MOVE! 22. Ausgabe des Festivals in Krefeld

Düstere Visionen, die gefangen nehmen…

Die Bonner Compagnie CocoonDance gastiert mit „Body Shots“ beim Festival „Move! – movextended“ in der Fabrik Heeder/Krefeld

Nachtkritik von Bettina Trouwborst

Was ist der Mensch? Intellekt und Körper? Muskeln, Knochen, Organe, Haut und Gehirn? Die Choreografin Rafaële Giovanola denkt weiter. Heutzutage kann der homo sapiens dank künstlicher Intelligenz in andere Dimensionen vordringen. Doch ist es keine wünschenswerte, sondern eine gruselige Vision, die die „Faust“-Preisträgerin 2022 in ihrer neuen Produktion „Body Shots“ in den Raum stellt.

Etwas unschlüssig steht ein Quintett in Schutzanzügen in einer Ecke des weißen Bühnenquadrats, das mit einem weiteren weißen Quadrat aus Stoff überdacht ist. Die drei Frauen und zwei Männer verlagern ihre Positionen wie in Zeitlupe. Dabei werden die Bewegungen immer steifer, der Blick ist starr, ja, vollkommen ausdruckslos. Wie ferngesteuert scheinen sie. Sind es die Überlebenden einer Apokalypse, von KI gelenkt? Oder sieht so der Mensch der Zukunft aus, von KI unterstützt?

Melancholie schwebt über der in sterilem Weiß gehaltenen Szenerie. Die Soundkomposition von Jörg Ritzenhoff mit vereinzelten Stimmen von Ferne erinnert an sorgloses Leben. 45 Minuten lang halten die Tänzer*innen ihre immense Körperspannung. Von der Schwerkraft zu Boden gezogen, liegen sie dort, in kaltem Licht, eingefroren in einem Impuls des Aufbäumens, einen Arm in der Luft, ein Bein leicht verdreht oder auch alle Viere gen Himmel gestreckt wie hilflose Käfer. Einige zucken. Doch dann, unmerklich, dringen Reste von Menschlichkeit durch.
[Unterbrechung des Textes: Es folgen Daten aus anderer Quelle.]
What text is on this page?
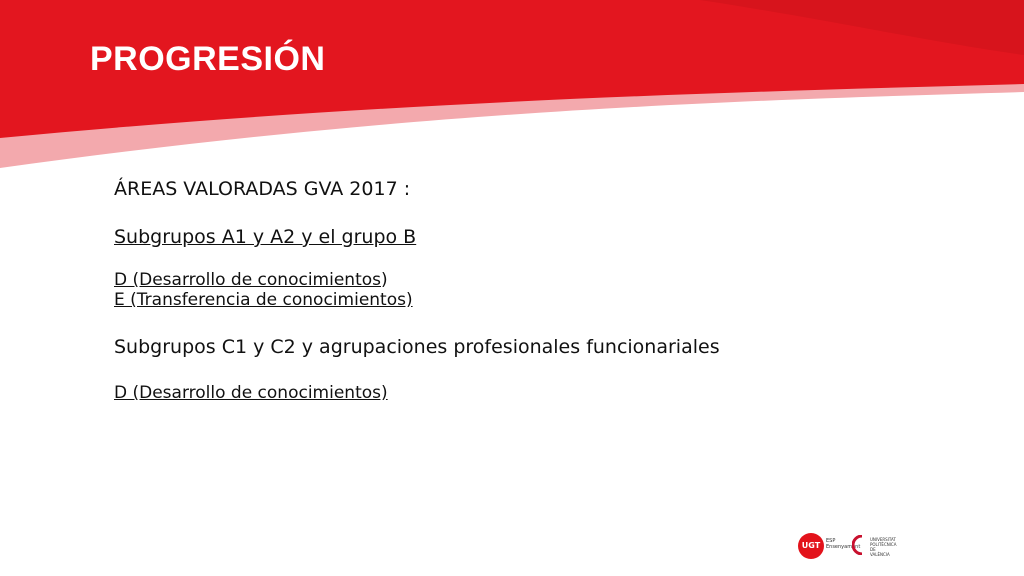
PROGRESIÓN

ÁREAS VALORADAS GVA 2017 :

Subgrupos A1 y A2 y el grupo B

D (Desarrollo de conocimientos)

E (Transferencia de conocimientos)

Subgrupos C1 y C2 y agrupaciones profesionales funcionariales

D (Desarrollo de conocimientos)

UGT	ESP
Ensenyament
UNIVERSITAT
POLITÈCNICA
DE VALÈNCIA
Bodyshots_CocoonDance©TANZweb.org_Klaus-Dilger1

Bodyshots_CocoonDance©TANZweb.org_Klaus-Dilger1

„Body Shots“ ist die jüngste Produktion in der Reihe des freien Bonner Ensembles CocoonDance über neue Bewegungsformen. Seit 2016 hat es sich mit seinen Recherchen über die Denkfigur des noch „ungedachten Körpers“ der ästhetischen Abstraktion verschrieben – und so manche beeindruckende Kreation auf die Bühne gebracht: Von dem Männerstück „Momentum“, dem faszinierenden und unerreichten Frauenstück „Vis Motrix“, „Ghost Trio A und B“ über „Hybridity“ und „Standard“ jetzt zu „Body Shots“. Ob Humanoide, Androide, Cyborgs oder Avatare – die weißen Gliederpuppen verstören und berühren zugleich. Wenn die bisherigen von Rafaële Giovanola erdachten Figuren durch ihre ästhetischen Formen und Moves faszinierten, nehmen die Gestalten in den weißen Anzügen vor allem deshalb gefangen, weil sie eine Vision aufzeigen. Und die ist düster.

Die Kreatur der Zukunft bewegt sich vornehmlich am Boden. In unendlichen Variationen, jeder für sich, oder, wie zufällig, in Gruppen, vegetieren sie formschön vor sich hin. Choreografisch einfallsreich geschieht das, beispielsweise wenn die Figuren, fast schwebend, in Seitenlage ausharren. Und dann flackert in den entseelten Wesen plötzlich so etwas wie Seele auf. Als ob ein Systemabbruch vorläge und das Menschliche mit seiner Sehnsucht nach Gemeinschaft in ihnen durchschlüge, nähern sich die Füße einander. Doch es reicht nur, um die Gelenke aneinander zu legen zu einem verloren wirkenden Bruchstück eines Freskos. In einer anderen Szene sind es die Handgelenke. Wunderbare Einfälle, die nahe gehen.

Die Recherchen zu neuen Bewegungsformen von Rafaële Giovanola und Rainald Endras (Dramaturgie), wissenschaftlich fundiert, bleiben ein aufregender Prozess. Immer wieder gelingt es, neue Bewegungsmuster mit nie gesehenem Vokabular zu kreieren – und diese mit einem zeitgeistig relevanten Überbau in Verbindung zu bringen. Ein ungeheuer kreativer Akt, der kein Ende zu kennen scheint.